Mirror Eyes: Explainable Human-Robot Interaction at a Glance
Matti Krüger, Daniel Tanneberg, Chao Wang, Stephan Hasler, Michael Gienger
TL;DR
This work addresses ambiguity in natural language-driven human-robot collaboration by introducing Mirror Eyes, a reflection-like overlay on screen-based eyes mounted on a physically movable robot head. The authors integrate an LLM-based agent with a mobile head, a gaze control system, and an eye-reflection module to provide spatial references for attended targets, without requiring user training. In a 33-participant study comparing Eyes-Only versus Mirror Eyes, Mirror Eyes improved subjective information processing awareness, enabled earlier interruption of erroneous actions, and elevated overall user experience, suggesting intuitive, training-free benefits for cooperative HRI. The findings indicate that perceptual cues from mirrored eye reflections can enhance explainability beyond face-target scenarios and motivate further exploration of eye-based cues in mobile, multimodal robots.
Abstract
The gaze of a person tends to reflect their interest.
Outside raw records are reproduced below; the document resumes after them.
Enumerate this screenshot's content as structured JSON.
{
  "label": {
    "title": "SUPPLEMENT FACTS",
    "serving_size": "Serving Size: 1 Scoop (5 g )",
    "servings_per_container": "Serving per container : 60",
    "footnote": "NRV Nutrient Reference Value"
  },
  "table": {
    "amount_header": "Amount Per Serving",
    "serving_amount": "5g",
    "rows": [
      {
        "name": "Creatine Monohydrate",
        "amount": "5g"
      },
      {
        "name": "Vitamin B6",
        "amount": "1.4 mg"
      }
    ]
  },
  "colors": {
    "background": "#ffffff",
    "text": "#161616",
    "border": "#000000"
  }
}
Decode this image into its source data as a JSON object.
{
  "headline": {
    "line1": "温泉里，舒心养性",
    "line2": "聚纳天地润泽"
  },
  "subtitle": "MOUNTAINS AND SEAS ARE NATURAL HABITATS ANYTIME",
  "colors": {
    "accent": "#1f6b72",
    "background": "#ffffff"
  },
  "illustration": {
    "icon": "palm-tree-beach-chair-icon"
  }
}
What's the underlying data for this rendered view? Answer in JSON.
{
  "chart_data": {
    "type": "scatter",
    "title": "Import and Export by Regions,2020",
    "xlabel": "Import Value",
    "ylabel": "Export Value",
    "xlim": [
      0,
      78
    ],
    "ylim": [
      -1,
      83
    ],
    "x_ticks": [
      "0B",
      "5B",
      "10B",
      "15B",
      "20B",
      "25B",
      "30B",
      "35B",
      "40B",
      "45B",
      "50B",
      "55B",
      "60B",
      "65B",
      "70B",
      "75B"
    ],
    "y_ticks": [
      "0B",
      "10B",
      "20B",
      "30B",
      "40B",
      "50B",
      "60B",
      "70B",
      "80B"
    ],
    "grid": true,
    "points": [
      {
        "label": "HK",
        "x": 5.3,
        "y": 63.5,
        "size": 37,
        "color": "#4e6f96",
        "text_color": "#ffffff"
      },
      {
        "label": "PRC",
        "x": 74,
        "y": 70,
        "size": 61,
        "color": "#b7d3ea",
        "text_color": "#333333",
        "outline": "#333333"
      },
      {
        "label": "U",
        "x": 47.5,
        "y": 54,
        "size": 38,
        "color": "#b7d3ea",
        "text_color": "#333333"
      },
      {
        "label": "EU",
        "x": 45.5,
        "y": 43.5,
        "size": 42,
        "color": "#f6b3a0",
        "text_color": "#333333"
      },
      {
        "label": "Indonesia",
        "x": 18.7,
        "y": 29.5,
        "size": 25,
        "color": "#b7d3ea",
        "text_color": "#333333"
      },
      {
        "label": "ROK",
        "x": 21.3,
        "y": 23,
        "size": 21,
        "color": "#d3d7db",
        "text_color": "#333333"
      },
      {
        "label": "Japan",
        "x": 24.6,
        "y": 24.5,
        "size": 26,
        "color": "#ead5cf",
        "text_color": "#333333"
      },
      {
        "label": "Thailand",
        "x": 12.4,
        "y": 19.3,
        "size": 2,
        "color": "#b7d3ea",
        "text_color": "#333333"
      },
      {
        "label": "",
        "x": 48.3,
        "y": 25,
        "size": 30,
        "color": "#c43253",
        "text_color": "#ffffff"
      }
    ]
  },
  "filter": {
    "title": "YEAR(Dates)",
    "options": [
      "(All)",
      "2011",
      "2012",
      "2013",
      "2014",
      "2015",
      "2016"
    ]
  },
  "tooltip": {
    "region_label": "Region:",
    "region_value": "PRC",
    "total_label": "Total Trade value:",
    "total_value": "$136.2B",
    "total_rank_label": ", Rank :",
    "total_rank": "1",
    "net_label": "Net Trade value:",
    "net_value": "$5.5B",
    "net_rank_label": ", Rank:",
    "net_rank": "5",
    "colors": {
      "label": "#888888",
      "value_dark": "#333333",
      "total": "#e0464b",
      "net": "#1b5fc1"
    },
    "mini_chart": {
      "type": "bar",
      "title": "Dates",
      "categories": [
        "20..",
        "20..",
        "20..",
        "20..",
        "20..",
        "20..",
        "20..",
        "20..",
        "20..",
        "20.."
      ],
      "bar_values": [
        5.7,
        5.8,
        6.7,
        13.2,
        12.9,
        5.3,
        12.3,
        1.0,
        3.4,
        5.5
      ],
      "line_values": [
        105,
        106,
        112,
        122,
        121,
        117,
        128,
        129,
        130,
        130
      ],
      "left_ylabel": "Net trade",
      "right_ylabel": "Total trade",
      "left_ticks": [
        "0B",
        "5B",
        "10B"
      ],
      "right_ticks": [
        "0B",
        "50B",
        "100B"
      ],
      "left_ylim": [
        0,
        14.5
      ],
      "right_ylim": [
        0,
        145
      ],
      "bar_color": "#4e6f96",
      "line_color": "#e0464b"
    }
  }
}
This work explores what happens when this statement is taken literally and applied to robots. Here we present a robot system that employs a moving robot head with a screen-based eye model that can direct the robot's gaze to points in physical space and present a reflection-like mirror image of the attended region on top of each eye. We conducted a user study with 33 participants, who were asked to instruct the robot to perform pick-and-place tasks, monitor the robot's task execution, and interrupt it in case of erroneous actions. Despite a deliberate lack of instructions about the role of the eyes and a very brief system exposure, participants felt more aware about the robot's information processing, detected erroneous actions earlier, and rated the user experience higher when eye-based mirroring was enabled compared to non-reflective eyes. These results suggest a beneficial and intuitive utilization of the introduced method in cooperative human-robot interaction.